No paran, los científicos, de confirmarnos lo que ya sospechábamos. Dicen ahora los investigadores suecos, que no siempre hacen honor a su fama, que la tendencia sexual tiene una traducción en la conformación del cerebro, o, más propiamente, que la estructura del cerebro determina las inclinaciones sexuales. Yo tengo que confesarles que, aun agradeciendo a la ciencia sus aportaciones, no consigo que el hallazgo me sorprenda. Más que nada porque siempre he entendido que en eso consiste precisamente la homosexualidad: alma de mujer en cuerpo de hombre, o viceversa.

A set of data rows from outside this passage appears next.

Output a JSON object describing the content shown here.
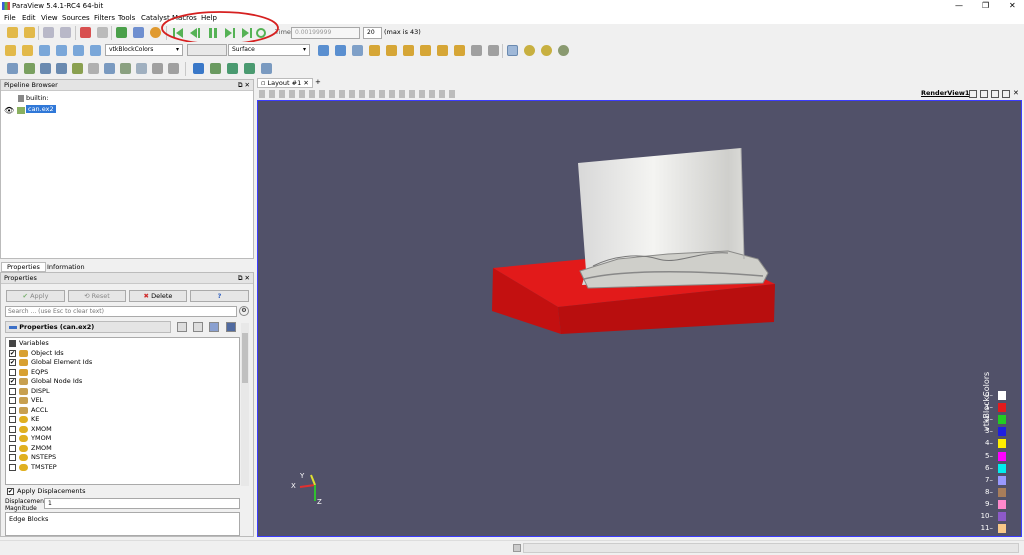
{
  "window": {
    "title": "ParaView 5.4.1-RC4 64-bit",
    "min": "—",
    "max": "❐",
    "close": "✕"
  },
  "menu": [
    "File",
    "Edit",
    "View",
    "Sources",
    "Filters",
    "Tools",
    "Catalyst",
    "Macros",
    "Help"
  ],
  "time": {
    "label": "Time:",
    "value": "0.00199999",
    "step": "20",
    "max_note": "(max is 43)"
  },
  "toolbar2": {
    "color_by": "vtkBlockColors",
    "repr_blank": "",
    "representation": "Surface"
  },
  "pipeline": {
    "title": "Pipeline Browser",
    "root": "builtin:",
    "item": "can.ex2"
  },
  "tabs": {
    "properties": "Properties",
    "information": "Information"
  },
  "properties": {
    "title": "Properties",
    "apply": "Apply",
    "reset": "Reset",
    "delete": "Delete",
    "help": "?",
    "search_placeholder": "Search ... (use Esc to clear text)",
    "section": "Properties (can.ex2)",
    "variables_header": "Variables",
    "vars": [
      {
        "name": "Object Ids",
        "checked": true
      },
      {
        "name": "Global Element Ids",
        "checked": true
      },
      {
        "name": "EQPS",
        "checked": false
      },
      {
        "name": "Global Node Ids",
        "checked": true
      },
      {
        "name": "DISPL",
        "checked": false
      },
      {
        "name": "VEL",
        "checked": false
      },
      {
        "name": "ACCL",
        "checked": false
      },
      {
        "name": "KE",
        "checked": false
      },
      {
        "name": "XMOM",
        "checked": false
      },
      {
        "name": "YMOM",
        "checked": false
      },
      {
        "name": "ZMOM",
        "checked": false
      },
      {
        "name": "NSTEPS",
        "checked": false
      },
      {
        "name": "TMSTEP",
        "checked": false
      }
    ],
    "apply_disp": "Apply Displacements",
    "disp_mag_label": "Displacement Magnitude",
    "disp_mag_value": "1",
    "edge_blocks": "Edge Blocks"
  },
  "layout": {
    "tab": "Layout #1",
    "close": "✕",
    "add": "+",
    "render_view": "RenderView1"
  },
  "legend": {
    "title": "vtkBlockColors",
    "labels": [
      "0",
      "1",
      "2",
      "3",
      "4",
      "5",
      "6",
      "7",
      "8",
      "9",
      "10",
      "11"
    ],
    "colors": [
      "#ffffff",
      "#e41a1c",
      "#22cc22",
      "#1f1fe0",
      "#ffee00",
      "#ff00ff",
      "#00eeee",
      "#9999ff",
      "#a87d5a",
      "#ff88cc",
      "#8d5ac8",
      "#f8c888"
    ]
  },
  "axes": {
    "x": "X",
    "y": "Y",
    "z": "Z"
  }
}
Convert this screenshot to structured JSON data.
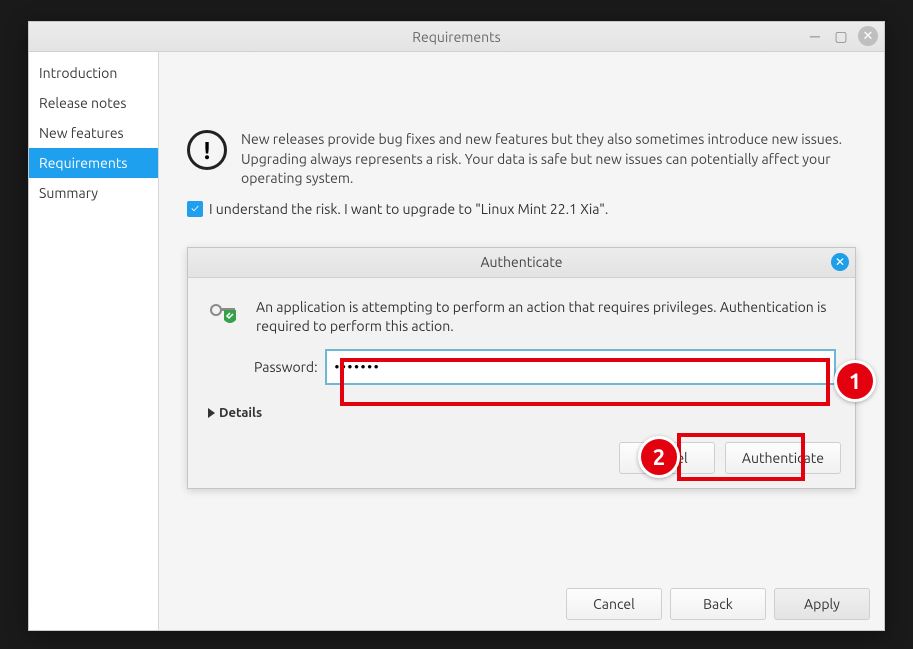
{
  "window": {
    "title": "Requirements"
  },
  "sidebar": {
    "items": [
      {
        "label": "Introduction"
      },
      {
        "label": "Release notes"
      },
      {
        "label": "New features"
      },
      {
        "label": "Requirements"
      },
      {
        "label": "Summary"
      }
    ],
    "active_index": 3
  },
  "info": {
    "text": "New releases provide bug fixes and new features but they also sometimes introduce new issues. Upgrading always represents a risk. Your data is safe but new issues can potentially affect your operating system."
  },
  "risk": {
    "checked": true,
    "label": "I understand the risk. I want to upgrade to \"Linux Mint 22.1 Xia\"."
  },
  "auth": {
    "title": "Authenticate",
    "message": "An application is attempting to perform an action that requires privileges. Authentication is required to perform this action.",
    "password_label": "Password:",
    "password_value": "•••••••",
    "details_label": "Details",
    "cancel_label": "Cancel",
    "authenticate_label": "Authenticate"
  },
  "footer": {
    "cancel": "Cancel",
    "back": "Back",
    "apply": "Apply"
  },
  "annotations": {
    "badge1": "1",
    "badge2": "2"
  }
}
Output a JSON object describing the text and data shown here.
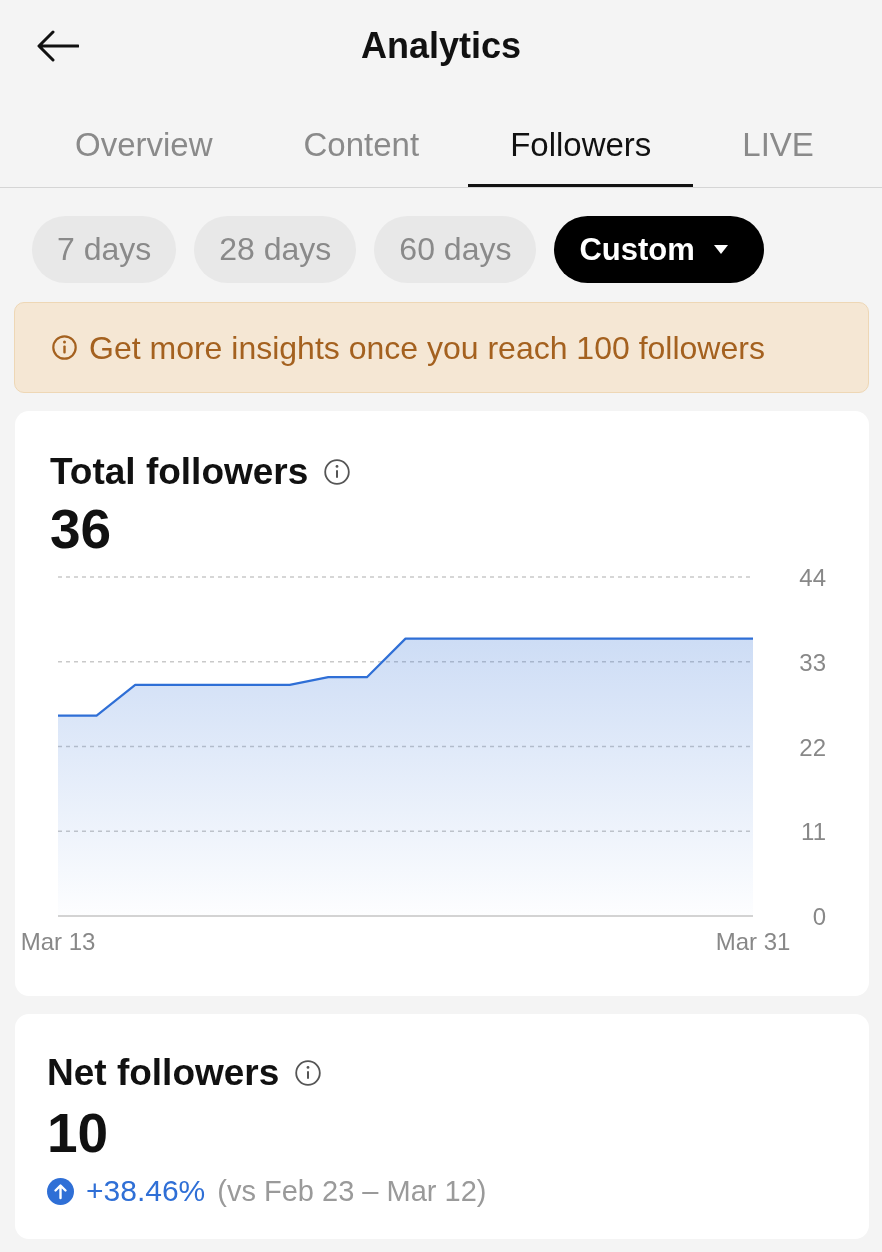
{
  "header": {
    "title": "Analytics"
  },
  "tabs": [
    {
      "label": "Overview",
      "selected": false
    },
    {
      "label": "Content",
      "selected": false
    },
    {
      "label": "Followers",
      "selected": true
    },
    {
      "label": "LIVE",
      "selected": false
    }
  ],
  "date_ranges": [
    {
      "label": "7 days",
      "kind": "preset",
      "selected": false
    },
    {
      "label": "28 days",
      "kind": "preset",
      "selected": false
    },
    {
      "label": "60 days",
      "kind": "preset",
      "selected": false
    },
    {
      "label": "Custom",
      "kind": "dropdown",
      "selected": true
    }
  ],
  "notice": {
    "text": "Get more insights once you reach 100 followers"
  },
  "total_followers": {
    "title": "Total followers",
    "value": "36",
    "chart_data": {
      "type": "area",
      "grid": true,
      "categories": [
        "Mar 13",
        null,
        null,
        null,
        null,
        null,
        null,
        null,
        null,
        null,
        null,
        null,
        null,
        null,
        null,
        null,
        null,
        null,
        "Mar 31"
      ],
      "values": [
        26,
        26,
        30,
        30,
        30,
        30,
        30,
        31,
        31,
        36,
        36,
        36,
        36,
        36,
        36,
        36,
        36,
        36,
        36
      ],
      "ylim": [
        0,
        44
      ],
      "yticks": [
        0,
        11,
        22,
        33,
        44
      ]
    }
  },
  "net_followers": {
    "title": "Net followers",
    "value": "10",
    "change": {
      "increase": true,
      "percent": "+38.46%",
      "comparison": "(vs Feb 23 – Mar 12)"
    }
  }
}
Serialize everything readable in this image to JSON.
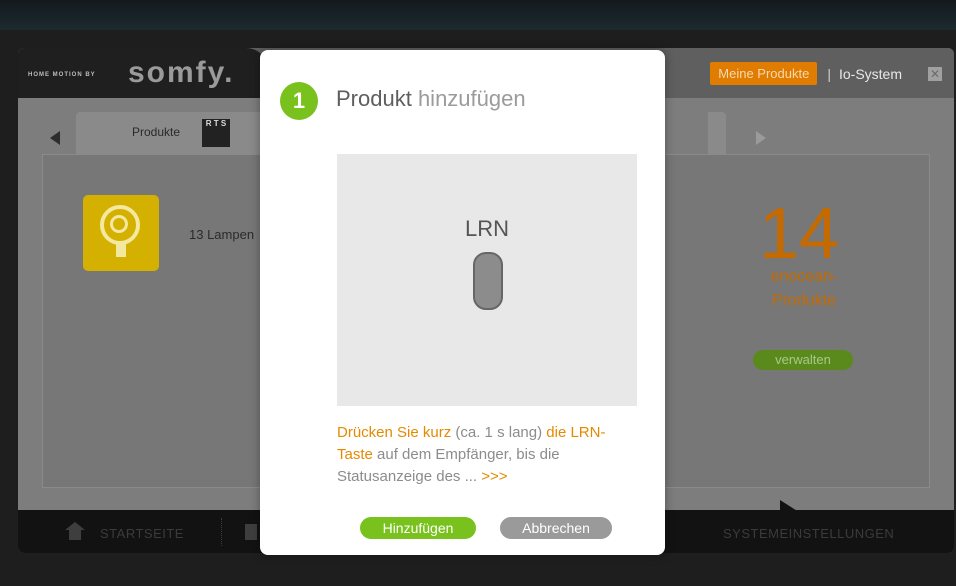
{
  "app": {
    "logo_tagline": "HOME MOTION BY",
    "logo_brand": "somfy.",
    "header": {
      "my_products": "Meine Produkte",
      "separator": "|",
      "io_system": "Io-System",
      "close_icon": "close-icon"
    },
    "tabs": [
      {
        "label": "Produkte",
        "badge": "R T S"
      }
    ],
    "content": {
      "lamp_label": "13 Lampen",
      "big_count": "14",
      "count_label_line1": "enocean-",
      "count_label_line2": "Produkte",
      "manage_button": "verwalten"
    },
    "bottom_nav": {
      "home_label": "STARTSEITE",
      "settings_label": "SYSTEMEINSTELLUNGEN"
    }
  },
  "modal": {
    "step_number": "1",
    "title_strong": "Produkt",
    "title_light": " hinzufügen",
    "device_label": "LRN",
    "instruction_parts": {
      "p1": "Drücken Sie kurz",
      "p2": " (ca. 1 s lang) ",
      "p3": "die LRN-Taste",
      "p4": " auf dem Empfänger, bis die Statusanzeige des ... ",
      "p5": ">>>"
    },
    "add_button": "Hinzufügen",
    "cancel_button": "Abbrechen"
  },
  "colors": {
    "accent_green": "#79c21d",
    "accent_orange": "#e58a00",
    "header_orange": "#e07d00"
  }
}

A una antigua compañera mía del Liceo Italiano le preguntó un día nuestro rijoso profesor de ciencias naturales, tratando de sacarle los colores, qué es lo que a su novio le gustaba más de ella. La pobre respondió que «il cervello». Como era de esas guapas que sólo lo utilizan para desenroscar el pintalabios, la clase entera estalló en una sonora carcajada. Yo también me reí. Y sin embargo, creo, estaba aquella joven en lo cierto, porque lo hermoso de ella, en todo caso, era su «nonchalance» y su frescura. Lo bien que se encontraba metida en ese cuerpo.
Lo que sí me sorprende, y nunca dejará de sorprenderme, es que el cerebro, esa máquina de pensar, ser y sentir, tenga la fuerza de imponer sus normas a otras leyes de la naturaleza, y hasta a la lógica del instinto. Que resuelva a su favor todas las causas. Y que haga de nosotros, de nuestro corazón y nuestro sexo, un mero escaparate, un envoltorio frágil y a menudo engañoso, un armonioso o inhábil instrumento. Si de verdad hubiera espejos mágicos, lo que veríamos en el fondo de ellos no sería nuestro aspecto, sino el alma. Que ya ha escrito Punset que es el cerebro.